The Royal Pharmaceutical Society and National Association of Primary Care have launched a consultation on radical proposals to integrate general practice and community pharmacy.

Current pressures in primary care access as well as increasing demand and financial constraints “mean the time is right to think differently about how NHS primary care provision could better meet the needs of patients and the public” they say.

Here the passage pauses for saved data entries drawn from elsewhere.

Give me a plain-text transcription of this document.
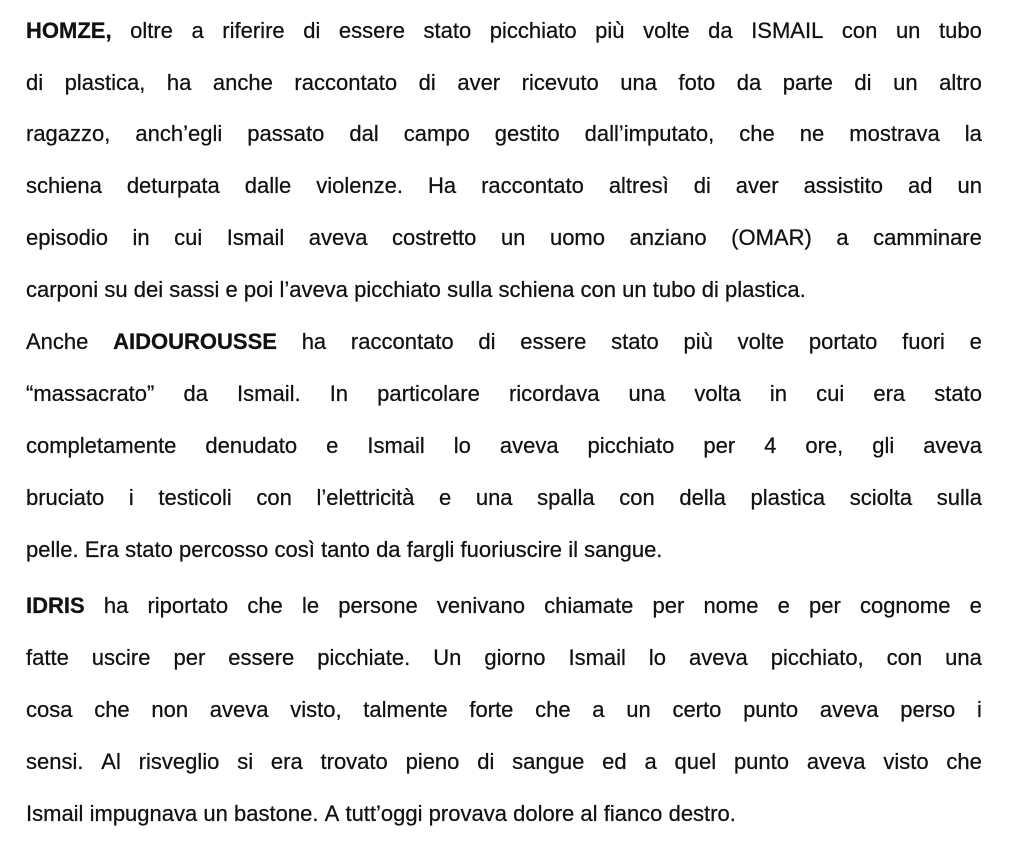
HOMZE, oltre a riferire di essere stato picchiato più volte da ISMAIL con un tubo
di plastica, ha anche raccontato di aver ricevuto una foto da parte di un altro
ragazzo, anch’egli passato dal campo gestito dall’imputato, che ne mostrava la
schiena deturpata dalle violenze. Ha raccontato altresì di aver assistito ad un
episodio in cui Ismail aveva costretto un uomo anziano (OMAR) a camminare
carponi su dei sassi e poi l’aveva picchiato sulla schiena con un tubo di plastica.
Anche AIDOUROUSSE ha raccontato di essere stato più volte portato fuori e
“massacrato” da Ismail. In particolare ricordava una volta in cui era stato
completamente denudato e Ismail lo aveva picchiato per 4 ore, gli aveva
bruciato i testicoli con l’elettricità e una spalla con della plastica sciolta sulla
pelle. Era stato percosso così tanto da fargli fuoriuscire il sangue.
IDRIS ha riportato che le persone venivano chiamate per nome e per cognome e
fatte uscire per essere picchiate. Un giorno Ismail lo aveva picchiato, con una
cosa che non aveva visto, talmente forte che a un certo punto aveva perso i
sensi. Al risveglio si era trovato pieno di sangue ed a quel punto aveva visto che
Ismail impugnava un bastone. A tutt’oggi provava dolore al fianco destro.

The new proposals are designed to create an environment in which community pharmacists and GPs work much closer together, re-purposing resources to alleviate pressure points in general practice and improve patient care. 

Current plans include the development of schemes that place community pharmacy as an NHS access point for minor self-limiting conditions and ensure pharmacists and GP’s prioritise support of patients at high risk of a serious health problem, such as frail older people or those with multiple long-term conditions.

The groups also propose development of an underlying approach that aligns financial incentives for community pharmacies and general practices to work together, under a new “Joint Population Health Framework”.

One size no longer fits all

“It’s time to end the one size fits all approach and allow services be designed around the needs of patients and the public rather than healthcare providers,” said Ash Soni, RPS president and NAPC Board member. “There is a different way of approaching healthcare, where skills and access are designed to meet patient demand”.

Also commenting on the plans, Sandra Gidley, RPS Board chair, said: “If we are to move away from the treadmill of dispensing to a role where our clinical skills are recognised and valued by the public then the payment structures we currently work under will need to change. These proposals are designed to test the appetite for that”.